Now we have a quadratic equation that we can solve using the quadratic formula: x = (-b ± √(b^2 - 4ac))/(2a) x = (-192 ± √((192)^2 - 41144))/(2*1) x = (-192 ± √(36864 - 576))/2 x = (-192 ± √(36288))/2 x = (-192 ± 190.5)/2
Now we have two possible solutions for x: x = (-192 + 190.5)/2 = -1.5/2 ≠ -0.5 x = (-192 - 190.5)/2 = -382.5/2 = -191.25
Therefore, the solution to the equation √(15-x) + √(3-x) = 6 is x = -191.25.
2) To solve the inequality √(x+8) > x+2, we need to isolate the radical term and square both sides to eliminate the radical.
Let's start by isolating the radical term on one side: √(x+8) > x+2
Rearrange to isolate the quadratic terms on one side: 0 > x^2 + 4x + 4 - x - 8 0 > x^2 + 3x - 4
Now we have a quadratic inequality that we can solve by factoring or using the quadratic formula. Factoring, we get: 0 > (x + 4)(x - 1)
Setting each factor to zero to find the critical points: x + 4 = 0 -> x = -4 x - 1 = 0 -> x = 1
The critical points divide the number line into three intervals: (-∞, -4), (-4, 1), and (1, ∞). Testing a value in each interval will determine if it satisfies the inequality:
1) Choose x = -5 (in interval -∞ to -4): √(-5+8) > -5+2 √3 > -3 (true)
2) Choose x = 0 (in interval -4 to 1): √(0+8) > 0+2 √8 > 2 (true)
3) Choose x = 2 (in interval 1 to ∞): √(2+8) > 2+2 √10 > 4 (true)
Therefore, the solution to the inequality √(x+8) > x+2 is x < -4 or 1 < x < ∞.
1) To solve the equation √(15-x) + √(3-x) = 6, we need to isolate the radical terms on one side and square both sides to eliminate the radicals.
Let's start by rearranging the equation:
√(15-x) = 6 - √(3-x)
Square both sides:
(√(15-x))^2 = (6 - √(3-x))^2
(15-x) = 36 - 12√(3-x) + 3-x
Combine like terms:
15 - x = 39 - 12√(3-x)
Rearrange to isolate the radical term:
12√(3-x) = 24 + x
Square both sides again:
(12√(3-x))^2 = (24 + x)^2
144(3-x) = 576 + 48x + x^2
Expand and simplify:
432 - 144x = 576 + 48x + x^2
0 = x^2 + 192x + 144
Now we have a quadratic equation that we can solve using the quadratic formula:
x = (-b ± √(b^2 - 4ac))/(2a)
x = (-192 ± √((192)^2 - 41144))/(2*1)
x = (-192 ± √(36864 - 576))/2
x = (-192 ± √(36288))/2
x = (-192 ± 190.5)/2
Now we have two possible solutions for x:
x = (-192 + 190.5)/2 = -1.5/2 ≠ -0.5
x = (-192 - 190.5)/2 = -382.5/2 = -191.25
Therefore, the solution to the equation √(15-x) + √(3-x) = 6 is x = -191.25.
2) To solve the inequality √(x+8) > x+2, we need to isolate the radical term and square both sides to eliminate the radical.
Let's start by isolating the radical term on one side:
√(x+8) > x+2
Square both sides:
(x+8) > (x+2)^2
x+8 > x^2 + 4x + 4
Rearrange to isolate the quadratic terms on one side:
0 > x^2 + 4x + 4 - x - 8
0 > x^2 + 3x - 4
Now we have a quadratic inequality that we can solve by factoring or using the quadratic formula.
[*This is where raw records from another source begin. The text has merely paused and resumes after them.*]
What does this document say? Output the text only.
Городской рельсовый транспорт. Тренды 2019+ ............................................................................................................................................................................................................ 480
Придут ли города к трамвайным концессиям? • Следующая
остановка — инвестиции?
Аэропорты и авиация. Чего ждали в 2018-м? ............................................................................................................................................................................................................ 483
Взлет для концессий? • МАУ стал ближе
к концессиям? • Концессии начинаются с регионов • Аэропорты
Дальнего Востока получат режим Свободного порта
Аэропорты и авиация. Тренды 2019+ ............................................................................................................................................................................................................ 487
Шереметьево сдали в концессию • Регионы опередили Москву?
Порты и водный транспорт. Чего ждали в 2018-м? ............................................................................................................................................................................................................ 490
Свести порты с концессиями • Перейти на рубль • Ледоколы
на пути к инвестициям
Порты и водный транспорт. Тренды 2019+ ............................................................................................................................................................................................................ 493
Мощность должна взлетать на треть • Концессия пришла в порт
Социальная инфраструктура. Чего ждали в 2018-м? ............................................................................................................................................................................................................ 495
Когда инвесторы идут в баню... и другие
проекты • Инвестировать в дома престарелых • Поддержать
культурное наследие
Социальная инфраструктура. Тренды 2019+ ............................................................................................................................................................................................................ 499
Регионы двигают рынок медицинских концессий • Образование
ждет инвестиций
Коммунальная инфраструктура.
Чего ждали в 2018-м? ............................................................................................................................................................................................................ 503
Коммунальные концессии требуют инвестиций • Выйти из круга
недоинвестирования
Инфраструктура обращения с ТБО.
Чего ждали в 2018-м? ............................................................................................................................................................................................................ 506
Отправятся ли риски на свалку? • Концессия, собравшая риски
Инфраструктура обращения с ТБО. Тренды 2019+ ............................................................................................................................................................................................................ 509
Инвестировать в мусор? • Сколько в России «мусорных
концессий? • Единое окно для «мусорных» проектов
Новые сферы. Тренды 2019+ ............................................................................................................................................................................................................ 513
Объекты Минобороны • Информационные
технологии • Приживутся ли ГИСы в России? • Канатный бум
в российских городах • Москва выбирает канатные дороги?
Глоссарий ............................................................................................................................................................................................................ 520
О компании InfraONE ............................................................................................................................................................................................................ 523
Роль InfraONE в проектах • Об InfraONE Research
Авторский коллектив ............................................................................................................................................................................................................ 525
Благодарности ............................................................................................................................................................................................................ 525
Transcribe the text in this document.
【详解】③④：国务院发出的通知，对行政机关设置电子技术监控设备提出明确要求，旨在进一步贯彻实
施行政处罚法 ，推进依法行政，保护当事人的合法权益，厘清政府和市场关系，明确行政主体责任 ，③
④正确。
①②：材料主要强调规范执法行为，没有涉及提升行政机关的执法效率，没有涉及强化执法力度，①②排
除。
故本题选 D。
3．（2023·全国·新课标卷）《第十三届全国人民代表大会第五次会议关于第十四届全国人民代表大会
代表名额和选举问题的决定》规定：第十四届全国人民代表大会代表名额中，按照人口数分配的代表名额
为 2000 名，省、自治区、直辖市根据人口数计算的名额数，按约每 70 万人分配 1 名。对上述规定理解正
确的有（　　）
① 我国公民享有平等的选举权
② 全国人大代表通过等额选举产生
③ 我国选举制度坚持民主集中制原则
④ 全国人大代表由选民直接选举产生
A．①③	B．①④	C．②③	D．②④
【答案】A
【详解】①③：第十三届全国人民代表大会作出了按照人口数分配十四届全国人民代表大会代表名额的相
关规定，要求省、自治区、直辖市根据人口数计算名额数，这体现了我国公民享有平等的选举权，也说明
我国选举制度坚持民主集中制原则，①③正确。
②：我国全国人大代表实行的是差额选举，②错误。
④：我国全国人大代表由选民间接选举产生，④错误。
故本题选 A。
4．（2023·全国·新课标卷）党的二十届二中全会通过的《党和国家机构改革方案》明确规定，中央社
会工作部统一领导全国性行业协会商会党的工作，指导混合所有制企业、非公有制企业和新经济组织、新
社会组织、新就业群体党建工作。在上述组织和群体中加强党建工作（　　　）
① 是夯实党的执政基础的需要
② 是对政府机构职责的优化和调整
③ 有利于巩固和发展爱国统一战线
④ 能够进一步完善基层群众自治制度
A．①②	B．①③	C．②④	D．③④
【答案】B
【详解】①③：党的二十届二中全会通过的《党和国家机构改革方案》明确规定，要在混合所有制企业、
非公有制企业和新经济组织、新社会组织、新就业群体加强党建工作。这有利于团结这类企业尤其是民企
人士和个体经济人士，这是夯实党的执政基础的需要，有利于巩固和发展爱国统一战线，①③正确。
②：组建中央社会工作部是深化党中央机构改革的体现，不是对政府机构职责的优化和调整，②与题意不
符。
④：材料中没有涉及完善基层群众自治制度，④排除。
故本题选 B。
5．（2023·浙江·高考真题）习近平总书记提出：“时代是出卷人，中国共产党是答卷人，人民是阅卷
Factoring, we get:
0 > (x + 4)(x - 1)
Setting each factor to zero to find the critical points:
x + 4 = 0 -> x = -4
x - 1 = 0 -> x = 1
The critical points divide the number line into three intervals: (-∞, -4), (-4, 1), and (1, ∞). Testing a value in each interval will determine if it satisfies the inequality:
1) Choose x = -5 (in interval -∞ to -4):
√(-5+8) > -5+2
√3 > -3 (true)
2) Choose x = 0 (in interval -4 to 1):
√(0+8) > 0+2
√8 > 2 (true)
3) Choose x = 2 (in interval 1 to ∞):
√(2+8) > 2+2
√10 > 4 (true)
Therefore, the solution to the inequality √(x+8) > x+2 is x < -4 or 1 < x < ∞.